I am not worried at all about someone breaking SSL or brute-forcing the passwords out. What I am concerned about are social engineering & keylogger type of attacks.
For example:
- The user having troubles remembering the password and writing it on a post-it note. His cleaning lady (or whoever) reading it and getting access to the account
- Phishing - The user receiving an e-mail which seems to come from us, (but has been sent by an attacker) asking him to visit a link. The linked website looks like our webpage and asks the user to enter his username/password data for whatever reason (security checks, renewing account, whatever). If he does so, the data is submitted to an attacker who now has all data to log in
- The user having a key-logger installed that captures the username & password entered when he visits our website and logs-in. The key-logger then submitting the data to the attacker who has all data required to log-in.
- ...
The list of posisble attacks goes on and on.. It's really endless. SSL won't help against phishing, since it only ensures that the data is securely submitted - not that the user submits it to the right webpage.

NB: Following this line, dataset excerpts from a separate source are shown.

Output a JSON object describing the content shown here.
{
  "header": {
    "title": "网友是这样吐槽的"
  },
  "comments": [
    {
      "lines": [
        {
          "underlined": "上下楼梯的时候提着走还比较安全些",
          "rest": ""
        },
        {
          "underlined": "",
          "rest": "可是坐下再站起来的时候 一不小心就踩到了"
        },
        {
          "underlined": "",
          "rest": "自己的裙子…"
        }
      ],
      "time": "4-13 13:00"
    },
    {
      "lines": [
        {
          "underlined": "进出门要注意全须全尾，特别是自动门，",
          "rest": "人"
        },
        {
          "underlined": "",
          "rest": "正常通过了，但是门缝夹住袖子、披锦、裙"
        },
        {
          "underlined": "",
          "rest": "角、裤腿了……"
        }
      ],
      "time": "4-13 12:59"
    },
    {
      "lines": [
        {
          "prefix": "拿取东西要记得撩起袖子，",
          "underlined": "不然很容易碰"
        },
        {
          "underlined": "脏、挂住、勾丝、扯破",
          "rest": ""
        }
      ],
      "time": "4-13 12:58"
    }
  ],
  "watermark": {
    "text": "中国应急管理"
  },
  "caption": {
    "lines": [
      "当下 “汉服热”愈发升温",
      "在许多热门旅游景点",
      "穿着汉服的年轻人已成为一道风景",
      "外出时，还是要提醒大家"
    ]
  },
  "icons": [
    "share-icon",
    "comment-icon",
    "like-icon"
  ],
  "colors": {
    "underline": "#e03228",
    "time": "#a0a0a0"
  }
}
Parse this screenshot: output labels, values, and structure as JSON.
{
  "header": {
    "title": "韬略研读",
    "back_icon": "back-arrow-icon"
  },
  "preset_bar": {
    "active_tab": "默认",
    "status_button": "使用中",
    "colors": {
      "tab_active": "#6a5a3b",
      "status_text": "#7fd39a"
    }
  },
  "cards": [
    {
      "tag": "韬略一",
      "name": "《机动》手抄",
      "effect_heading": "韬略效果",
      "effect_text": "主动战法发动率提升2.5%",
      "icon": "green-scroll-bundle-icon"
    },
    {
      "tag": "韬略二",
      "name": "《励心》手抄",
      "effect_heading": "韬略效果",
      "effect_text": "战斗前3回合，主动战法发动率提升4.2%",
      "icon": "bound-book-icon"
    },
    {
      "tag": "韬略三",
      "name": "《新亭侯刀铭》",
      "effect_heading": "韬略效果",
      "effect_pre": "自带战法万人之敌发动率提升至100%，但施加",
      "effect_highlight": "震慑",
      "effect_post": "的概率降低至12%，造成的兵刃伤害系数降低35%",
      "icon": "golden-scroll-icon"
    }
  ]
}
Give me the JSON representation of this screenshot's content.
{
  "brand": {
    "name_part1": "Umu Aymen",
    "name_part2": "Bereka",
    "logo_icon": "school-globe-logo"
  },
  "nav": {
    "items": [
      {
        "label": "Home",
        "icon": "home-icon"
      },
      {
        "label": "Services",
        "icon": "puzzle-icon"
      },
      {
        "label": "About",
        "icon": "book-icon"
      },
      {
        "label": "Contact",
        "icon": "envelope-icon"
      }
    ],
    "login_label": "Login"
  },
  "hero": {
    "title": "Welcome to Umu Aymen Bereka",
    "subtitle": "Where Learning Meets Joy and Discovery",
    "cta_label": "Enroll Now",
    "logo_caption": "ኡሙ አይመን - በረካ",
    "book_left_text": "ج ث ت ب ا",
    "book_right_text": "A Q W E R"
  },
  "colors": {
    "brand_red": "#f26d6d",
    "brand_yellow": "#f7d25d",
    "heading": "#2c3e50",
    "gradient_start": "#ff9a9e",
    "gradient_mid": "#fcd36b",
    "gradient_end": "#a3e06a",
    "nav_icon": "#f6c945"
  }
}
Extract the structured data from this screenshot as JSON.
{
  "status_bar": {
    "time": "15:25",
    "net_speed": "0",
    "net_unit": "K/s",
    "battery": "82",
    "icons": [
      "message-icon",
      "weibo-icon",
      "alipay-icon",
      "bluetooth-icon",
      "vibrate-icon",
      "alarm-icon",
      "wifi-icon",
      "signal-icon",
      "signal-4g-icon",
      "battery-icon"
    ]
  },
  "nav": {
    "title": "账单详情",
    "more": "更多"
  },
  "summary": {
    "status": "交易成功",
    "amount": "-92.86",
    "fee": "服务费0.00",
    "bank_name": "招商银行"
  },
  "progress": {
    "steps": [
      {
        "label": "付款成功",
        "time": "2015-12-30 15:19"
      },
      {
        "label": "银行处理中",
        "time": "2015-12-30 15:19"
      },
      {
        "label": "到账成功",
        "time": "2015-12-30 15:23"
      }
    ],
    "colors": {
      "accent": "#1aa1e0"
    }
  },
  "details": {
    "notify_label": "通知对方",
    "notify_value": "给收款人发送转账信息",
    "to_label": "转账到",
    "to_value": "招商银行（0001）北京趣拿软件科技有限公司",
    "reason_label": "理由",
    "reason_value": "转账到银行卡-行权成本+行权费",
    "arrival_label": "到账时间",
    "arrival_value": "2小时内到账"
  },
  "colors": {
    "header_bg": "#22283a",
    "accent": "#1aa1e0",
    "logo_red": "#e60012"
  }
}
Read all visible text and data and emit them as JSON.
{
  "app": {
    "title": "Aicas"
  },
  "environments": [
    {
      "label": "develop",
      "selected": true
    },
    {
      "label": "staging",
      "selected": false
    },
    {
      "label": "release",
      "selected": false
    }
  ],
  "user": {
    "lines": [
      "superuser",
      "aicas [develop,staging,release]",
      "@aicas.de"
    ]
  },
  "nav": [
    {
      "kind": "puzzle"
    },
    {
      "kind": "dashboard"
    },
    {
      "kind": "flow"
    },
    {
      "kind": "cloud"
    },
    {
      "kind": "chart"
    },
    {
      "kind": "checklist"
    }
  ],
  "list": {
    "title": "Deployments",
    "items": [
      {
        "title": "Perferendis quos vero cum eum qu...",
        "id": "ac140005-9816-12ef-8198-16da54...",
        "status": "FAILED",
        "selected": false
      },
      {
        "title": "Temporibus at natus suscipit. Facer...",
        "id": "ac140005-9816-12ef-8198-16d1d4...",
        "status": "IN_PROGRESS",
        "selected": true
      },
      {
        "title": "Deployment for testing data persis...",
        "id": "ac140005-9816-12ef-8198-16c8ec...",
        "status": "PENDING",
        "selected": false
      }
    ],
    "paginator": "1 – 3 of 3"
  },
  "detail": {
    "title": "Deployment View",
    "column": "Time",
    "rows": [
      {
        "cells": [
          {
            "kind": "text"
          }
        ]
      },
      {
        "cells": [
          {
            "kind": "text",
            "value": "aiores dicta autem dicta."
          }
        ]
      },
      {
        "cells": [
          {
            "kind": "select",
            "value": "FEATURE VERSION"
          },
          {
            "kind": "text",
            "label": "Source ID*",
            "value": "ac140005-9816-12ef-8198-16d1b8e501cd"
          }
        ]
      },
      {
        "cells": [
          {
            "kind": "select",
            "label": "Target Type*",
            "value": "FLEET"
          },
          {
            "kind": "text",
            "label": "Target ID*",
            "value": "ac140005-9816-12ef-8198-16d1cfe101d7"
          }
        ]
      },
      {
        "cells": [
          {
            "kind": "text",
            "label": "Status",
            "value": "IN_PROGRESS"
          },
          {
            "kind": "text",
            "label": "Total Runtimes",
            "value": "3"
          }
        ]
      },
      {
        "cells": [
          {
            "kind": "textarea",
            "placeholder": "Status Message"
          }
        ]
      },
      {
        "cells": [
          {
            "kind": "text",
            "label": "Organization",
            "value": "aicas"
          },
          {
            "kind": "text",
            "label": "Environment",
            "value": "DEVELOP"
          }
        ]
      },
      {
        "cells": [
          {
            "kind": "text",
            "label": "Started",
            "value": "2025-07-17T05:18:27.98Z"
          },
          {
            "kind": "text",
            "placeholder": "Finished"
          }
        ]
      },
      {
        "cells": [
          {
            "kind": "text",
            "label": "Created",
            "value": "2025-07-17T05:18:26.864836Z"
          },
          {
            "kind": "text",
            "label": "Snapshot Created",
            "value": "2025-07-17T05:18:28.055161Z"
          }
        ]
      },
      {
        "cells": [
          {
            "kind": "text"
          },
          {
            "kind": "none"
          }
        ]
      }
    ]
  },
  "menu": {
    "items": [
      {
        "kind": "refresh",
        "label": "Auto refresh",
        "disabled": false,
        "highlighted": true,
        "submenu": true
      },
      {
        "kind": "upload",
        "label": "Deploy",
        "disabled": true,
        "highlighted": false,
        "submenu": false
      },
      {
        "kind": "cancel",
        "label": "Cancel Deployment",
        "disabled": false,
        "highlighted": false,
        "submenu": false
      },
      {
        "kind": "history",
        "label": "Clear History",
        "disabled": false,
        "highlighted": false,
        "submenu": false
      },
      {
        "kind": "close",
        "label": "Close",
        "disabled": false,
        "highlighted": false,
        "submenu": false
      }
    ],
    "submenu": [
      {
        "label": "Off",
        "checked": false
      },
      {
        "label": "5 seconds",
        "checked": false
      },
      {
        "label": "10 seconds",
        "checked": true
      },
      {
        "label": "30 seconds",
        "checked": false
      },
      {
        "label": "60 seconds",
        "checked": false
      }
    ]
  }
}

Actually, the phishing page could send the data to the attacker using SSL... Similarly limiting log-in attempts won't help since the attacker knows the correct log-in data.
Magic
Tue 31 March 2009, 12:57 am GMT +0200
I just found a link to a page which tells the story of a guy who got phished.
flickr.com/photos/toasty/1276202472/
Think this should help to understand what kind of attacks I want to prevent.
J n b
Tue 31 March 2009, 02:05 pm GMT +0200
So do you want a system where users click on a combination of numbers to enter a secret 4 digit code? This number would be unique and the keylogger couldn't track it as its only using the mouse.
mohit
Tue 7 December 2010, 06:39 am GMT +0100
I think you can go with SSL certificate you have with you. I think this one of the most secured way to work with it.
kiddoman
Sat 18 June 2011, 10:16 am GMT +0200
It seems to be some pro master's work! I think you can consult with some pro workers on this!
annabellabuzz
Sun 9 October 2011, 01:45 pm GMT +0200
I except only if the users are actually vigilant... SSL doesn't really prevent phishing... following all even a phishing website can use SSL...
as well as after that there are key-loggers... And what if users are slapdash with their passwords? (I.e. write them on post-it notes that the go away on their desk, make use of them for other services with inferior security,...)
HipHopMusic
Wed 12 October 2011, 11:23 am GMT +0200
I have been trying to find a system myself online, but the only reasonable option I found is SafeTok (safetok.com)
sanath123
Sat 28 April 2012, 12:40 pm GMT +0200
Nice post & tips provided by the author to the users.